A comparative study of the performance of cubic and quadratic models for heptagonal spherical two-factor second-order designs based on the sum of square errors

The power of Heptagonal Spherical two-factor second-order designs for a cubic model more than its quadratic counterpart based on the sum of square errors was presented. This study used spherical second-order designs such as; Equiradial designs of the radius or axial distance of 1.0 and 1.414 and Central Composite Designs of Face centred, Inscribed and Circumscribed designs. The Inscribed is a radius of 1.0 and Circumscribed CCD is of a radius of 1.414. These designs were studied with the addition of only one centre point. It was observed that all the designs studied recorded a minimum sum of square errors when the shape is a pentagon, and this occurred only for the quadratic model. The sum of the square error value of Face centred CCD of zero (0) is misleading, since nothing is done humanly that is free of error. The Face centred CCD was found to behave differently from the other designs, this could be because it is not a spherical design. As the shape of these designs increases the sum of square errors increases indiscriminately.
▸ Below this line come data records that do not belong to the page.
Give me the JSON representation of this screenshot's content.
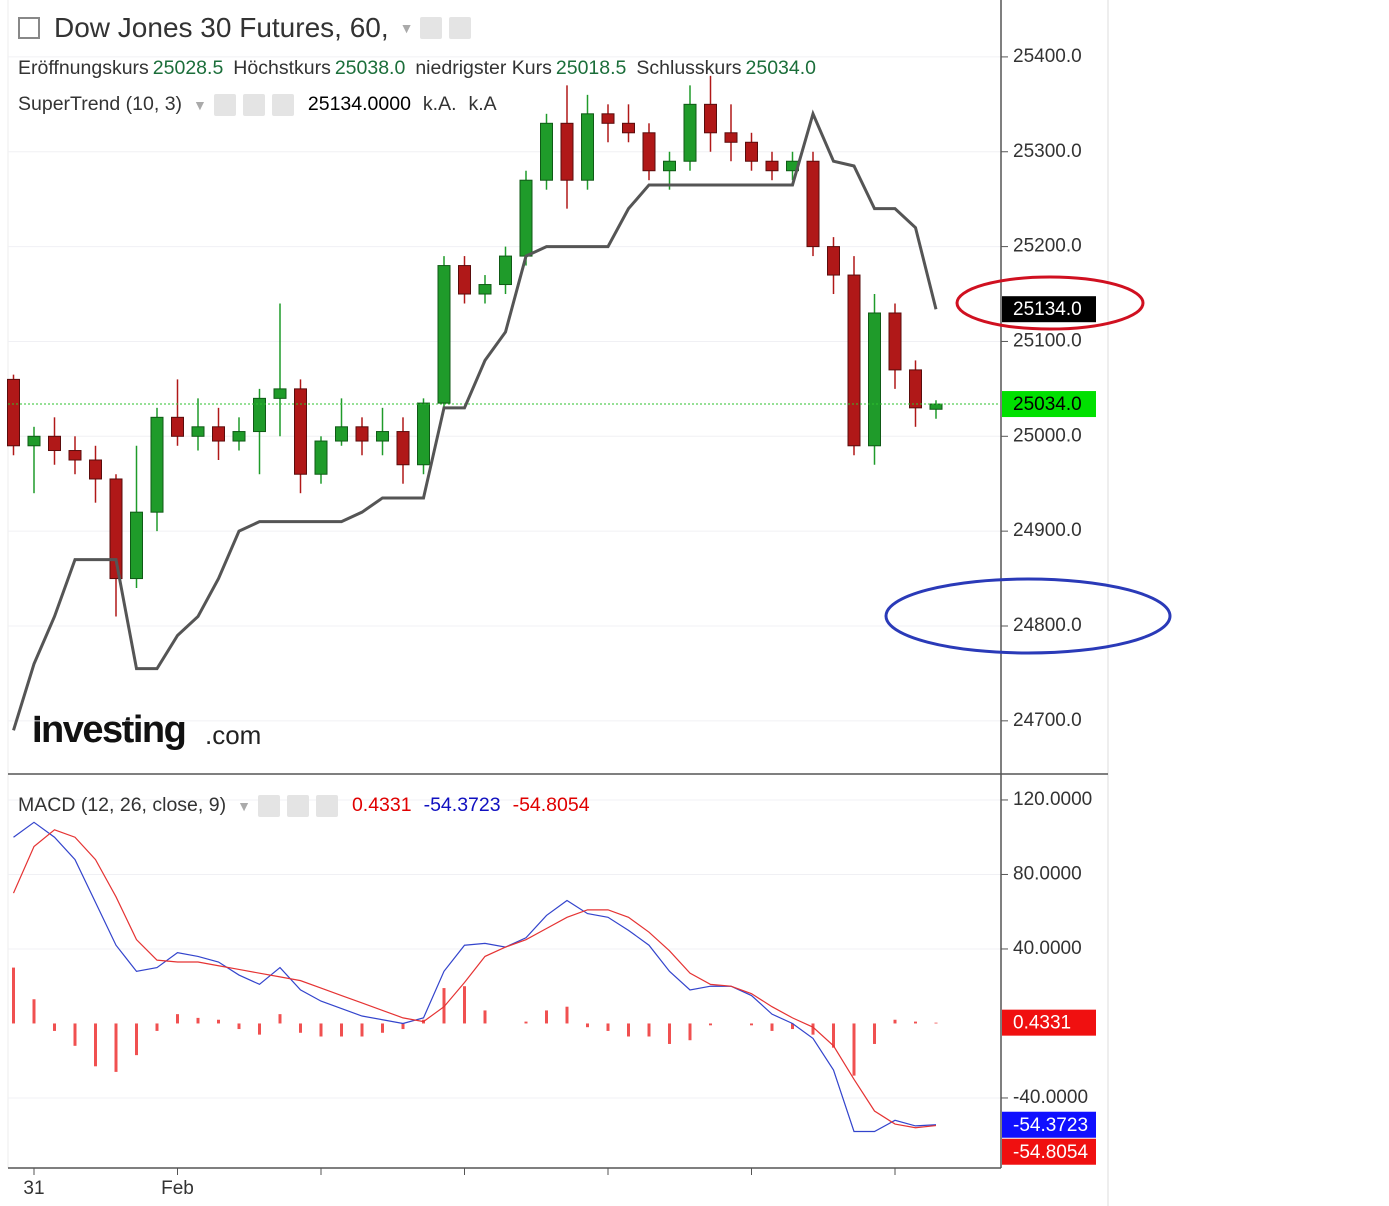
{
  "watermark": {
    "brand": "Investing",
    "suffix": ".com"
  },
  "chart_data": [
    {
      "type": "candlestick",
      "title": "Dow Jones 30 Futures, 60,",
      "ohlc_names": [
        "Eröffnungskurs",
        "Höchstkurs",
        "niedrigster Kurs",
        "Schlusskurs"
      ],
      "ohlc_labels": [
        "25028.5",
        "25038.0",
        "25018.5",
        "25034.0"
      ],
      "categories": [
        null,
        "31",
        null,
        null,
        null,
        null,
        null,
        null,
        "Feb",
        null,
        null,
        null,
        null,
        null,
        null,
        null,
        null,
        null,
        null,
        null,
        null,
        null,
        null,
        null,
        null,
        null,
        null,
        null,
        null,
        null,
        null,
        null,
        null,
        null,
        null,
        null,
        null,
        null,
        null,
        null,
        null,
        null,
        null,
        null,
        null,
        null
      ],
      "open": [
        25060,
        24990,
        25000,
        24985,
        24975,
        24955,
        24850,
        24920,
        25020,
        25000,
        25010,
        24995,
        25005,
        25040,
        25050,
        24960,
        24995,
        25010,
        24995,
        25005,
        24970,
        25035,
        25180,
        25150,
        25160,
        25190,
        25270,
        25330,
        25270,
        25340,
        25330,
        25320,
        25280,
        25290,
        25350,
        25320,
        25310,
        25290,
        25280,
        25290,
        25200,
        25170,
        24990,
        25130,
        25070,
        25028.5
      ],
      "high": [
        25065,
        25010,
        25020,
        25000,
        24990,
        24960,
        24990,
        25030,
        25060,
        25040,
        25030,
        25020,
        25050,
        25140,
        25060,
        25000,
        25040,
        25020,
        25030,
        25020,
        25040,
        25190,
        25190,
        25170,
        25200,
        25280,
        25340,
        25370,
        25360,
        25350,
        25350,
        25330,
        25300,
        25370,
        25380,
        25350,
        25320,
        25300,
        25300,
        25300,
        25210,
        25190,
        25150,
        25140,
        25080,
        25038
      ],
      "low": [
        24980,
        24940,
        24970,
        24960,
        24930,
        24810,
        24840,
        24900,
        24990,
        24985,
        24975,
        24985,
        24960,
        25000,
        24940,
        24950,
        24990,
        24980,
        24980,
        24950,
        24960,
        25030,
        25140,
        25140,
        25150,
        25180,
        25260,
        25240,
        25260,
        25310,
        25310,
        25270,
        25260,
        25280,
        25300,
        25290,
        25280,
        25270,
        25270,
        25190,
        25150,
        24980,
        24970,
        25050,
        25010,
        25018.5
      ],
      "close": [
        24990,
        25000,
        24985,
        24975,
        24955,
        24850,
        24920,
        25020,
        25000,
        25010,
        24995,
        25005,
        25040,
        25050,
        24960,
        24995,
        25010,
        24995,
        25005,
        24970,
        25035,
        25180,
        25150,
        25160,
        25190,
        25270,
        25330,
        25270,
        25340,
        25330,
        25320,
        25280,
        25290,
        25350,
        25320,
        25310,
        25290,
        25280,
        25290,
        25200,
        25170,
        24990,
        25130,
        25070,
        25030,
        25034
      ],
      "close_label": "25034.0",
      "series": [
        {
          "name": "SuperTrend (10, 3)",
          "color": "#555555",
          "values": [
            24690,
            24760,
            24810,
            24870,
            24870,
            24870,
            24755,
            24755,
            24790,
            24810,
            24850,
            24900,
            24910,
            24910,
            24910,
            24910,
            24910,
            24920,
            24935,
            24935,
            24935,
            25030,
            25030,
            25080,
            25110,
            25190,
            25200,
            25200,
            25200,
            25200,
            25240,
            25265,
            25265,
            25265,
            25265,
            25265,
            25265,
            25265,
            25265,
            25340,
            25290,
            25285,
            25240,
            25240,
            25220,
            25134
          ],
          "legend_labels": [
            "25134.0000",
            "k.A.",
            "k.A"
          ],
          "last_label": "25134.0"
        }
      ],
      "ylim": [
        24645,
        25460
      ],
      "yticks": [
        {
          "value": 24700,
          "label": "24700.0"
        },
        {
          "value": 24800,
          "label": "24800.0"
        },
        {
          "value": 24900,
          "label": "24900.0"
        },
        {
          "value": 25000,
          "label": "25000.0"
        },
        {
          "value": 25100,
          "label": "25100.0"
        },
        {
          "value": 25200,
          "label": "25200.0"
        },
        {
          "value": 25300,
          "label": "25300.0"
        },
        {
          "value": 25400,
          "label": "25400.0"
        }
      ],
      "up_color": "#1f9b2a",
      "down_color": "#b01818"
    },
    {
      "type": "macd",
      "title": "MACD (12, 26, close, 9)",
      "series": [
        {
          "color": "#f05050",
          "kind": "histogram",
          "values": [
            30,
            13,
            -4,
            -12,
            -23,
            -26,
            -17,
            -4,
            5,
            3,
            2,
            -3,
            -6,
            5,
            -5,
            -7,
            -7,
            -7,
            -5,
            -3,
            2,
            19,
            20,
            7,
            0,
            1,
            7,
            9,
            -2,
            -4,
            -7,
            -7,
            -11,
            -9,
            -1,
            0,
            -1,
            -4,
            -3,
            -6,
            -13,
            -28,
            -11,
            2,
            1,
            0.4331
          ],
          "last_label": "0.4331"
        },
        {
          "color": "#3344cc",
          "kind": "line",
          "values": [
            100,
            108,
            100,
            88,
            65,
            42,
            28,
            30,
            38,
            36,
            33,
            26,
            21,
            30,
            18,
            12,
            8,
            4,
            2,
            0,
            3,
            28,
            42,
            43,
            41,
            46,
            58,
            66,
            59,
            57,
            50,
            42,
            28,
            18,
            20,
            20,
            15,
            5,
            0,
            -8,
            -25,
            -58,
            -58,
            -52,
            -55,
            -54.3723
          ],
          "last_label": "-54.3723"
        },
        {
          "color": "#e53333",
          "kind": "line",
          "values": [
            70,
            95,
            104,
            100,
            88,
            68,
            45,
            34,
            33,
            33,
            31,
            29,
            27,
            25,
            23,
            19,
            15,
            11,
            7,
            3,
            1,
            9,
            22,
            36,
            41,
            45,
            51,
            57,
            61,
            61,
            57,
            49,
            39,
            27,
            21,
            20,
            16,
            9,
            3,
            -2,
            -12,
            -30,
            -47,
            -54,
            -56,
            -54.8054
          ],
          "last_label": "-54.8054"
        }
      ],
      "ylim": [
        -77.6,
        133.4
      ],
      "yticks": [
        {
          "value": -40,
          "label": "-40.0000"
        },
        {
          "value": 40,
          "label": "40.0000"
        },
        {
          "value": 80,
          "label": "80.0000"
        },
        {
          "value": 120,
          "label": "120.0000"
        }
      ]
    }
  ]
}
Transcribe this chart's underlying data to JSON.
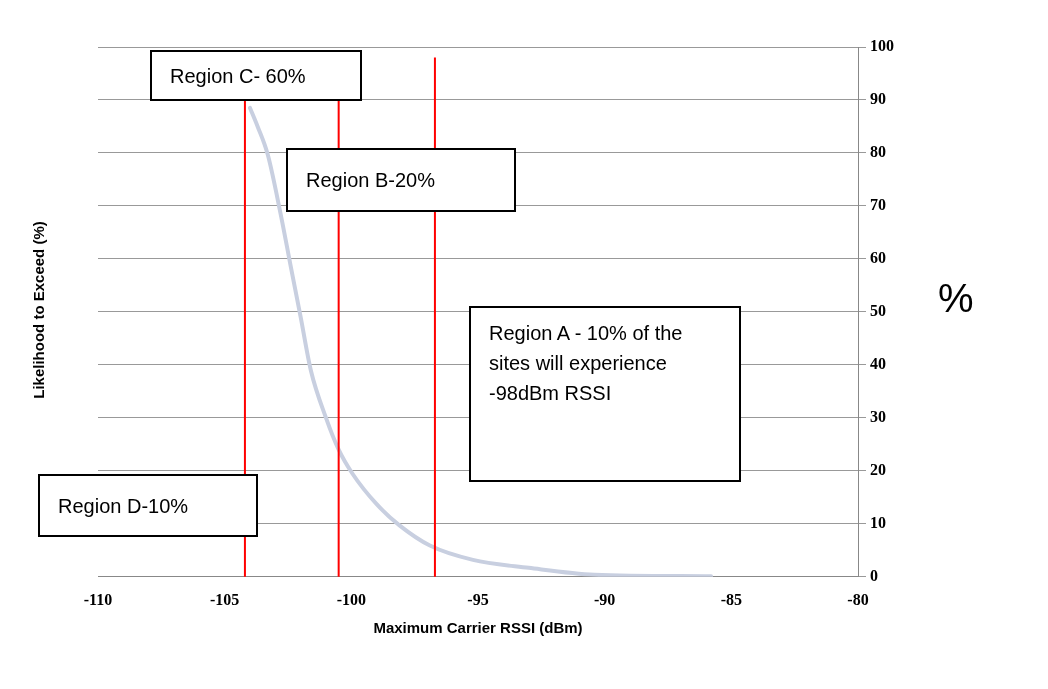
{
  "chart_data": {
    "type": "line",
    "xlabel": "Maximum Carrier RSSI (dBm)",
    "ylabel": "Likelihood to Exceed (%)",
    "x": [
      -104.0,
      -103.7,
      -103.3,
      -102.8,
      -102.4,
      -102.0,
      -101.6,
      -101.0,
      -100.5,
      -99.96,
      -99.0,
      -98.1,
      -96.9,
      -95.2,
      -93.0,
      -90.4,
      -85.8
    ],
    "series": [
      {
        "color": "#c8cfe0",
        "values": [
          88.5,
          85,
          79.7,
          68.7,
          58.8,
          49,
          39,
          30,
          24,
          19.5,
          13.7,
          9.7,
          5.9,
          3.2,
          1.7,
          0.4,
          0.1
        ]
      }
    ],
    "xlim": [
      -110,
      -80
    ],
    "xticks": [
      -110,
      -105,
      -100,
      -95,
      -90,
      -85,
      -80
    ],
    "ylim": [
      0,
      100
    ],
    "yticks": [
      0,
      10,
      20,
      30,
      40,
      50,
      60,
      70,
      80,
      90,
      100
    ],
    "grid": "y",
    "marker": "none",
    "line_style": "solid",
    "legend": false,
    "ref_lines": [
      {
        "axis": "x",
        "value": -104.2,
        "color": "#ff0000"
      },
      {
        "axis": "x",
        "value": -100.5,
        "color": "#ff0000"
      },
      {
        "axis": "x",
        "value": -96.7,
        "color": "#ff0000"
      }
    ],
    "annotations": [
      "Region C- 60%",
      "Region B-20%",
      "Region A - 10% of the sites will experience -98dBm RSSI",
      "Region D-10%",
      "%"
    ]
  }
}
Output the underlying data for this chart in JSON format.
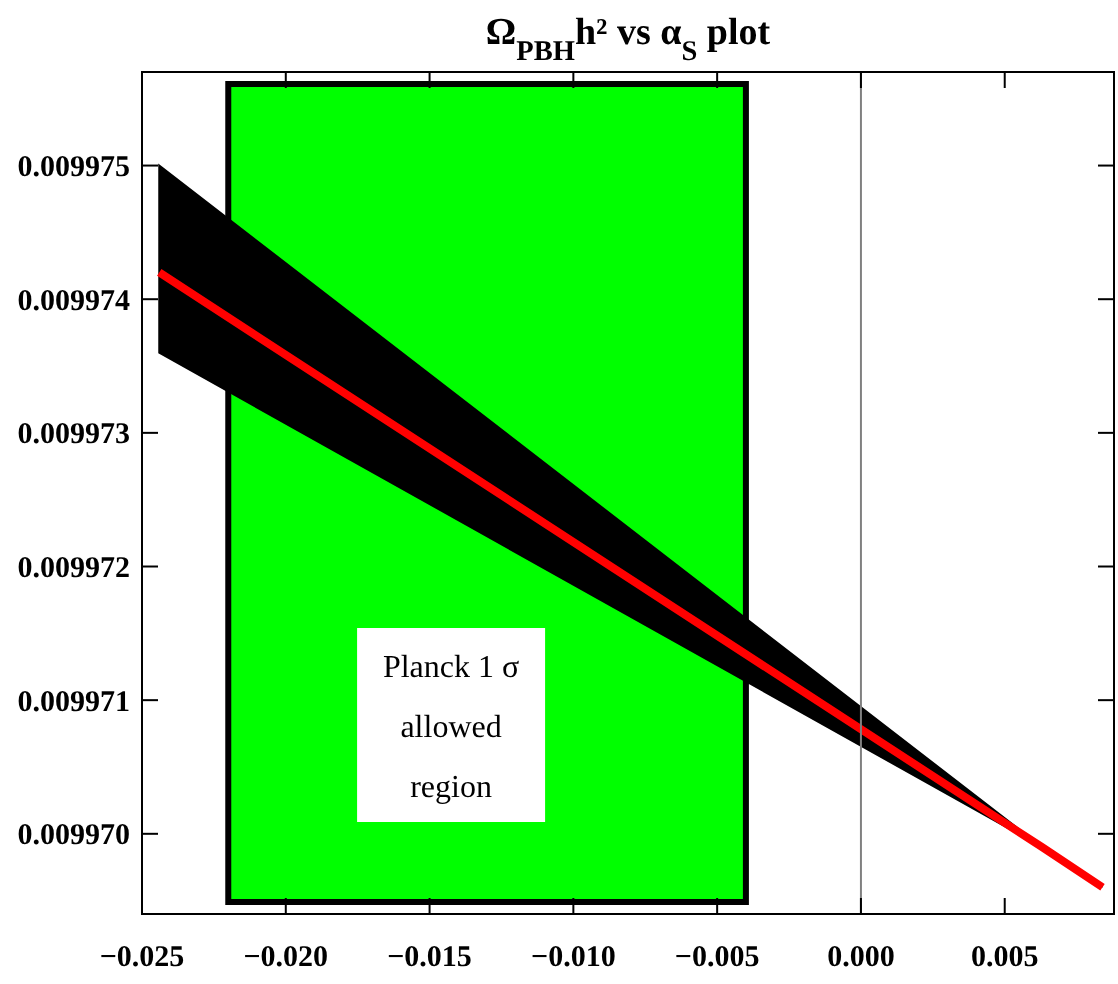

The study revealed that all the designs except Face Centered CCD gave the minimum sum of square error for the cubic model, while Face Centered CCD gave a singular matrix for the cubic model in all the shapes. The axial distance affects the sum of square errors for the quadratic model, that is to say, the sum of square errors for an axial distance of 1.0 is minimum, while for an axial distance of 1.414, the sum of square errors is maximized. The study proposed the cubic model as a robust model for second-order designs when the shape is Heptagon (n=7) and the quadratic model as a robust model for second-order designs with a radius or axial distance of 1.0.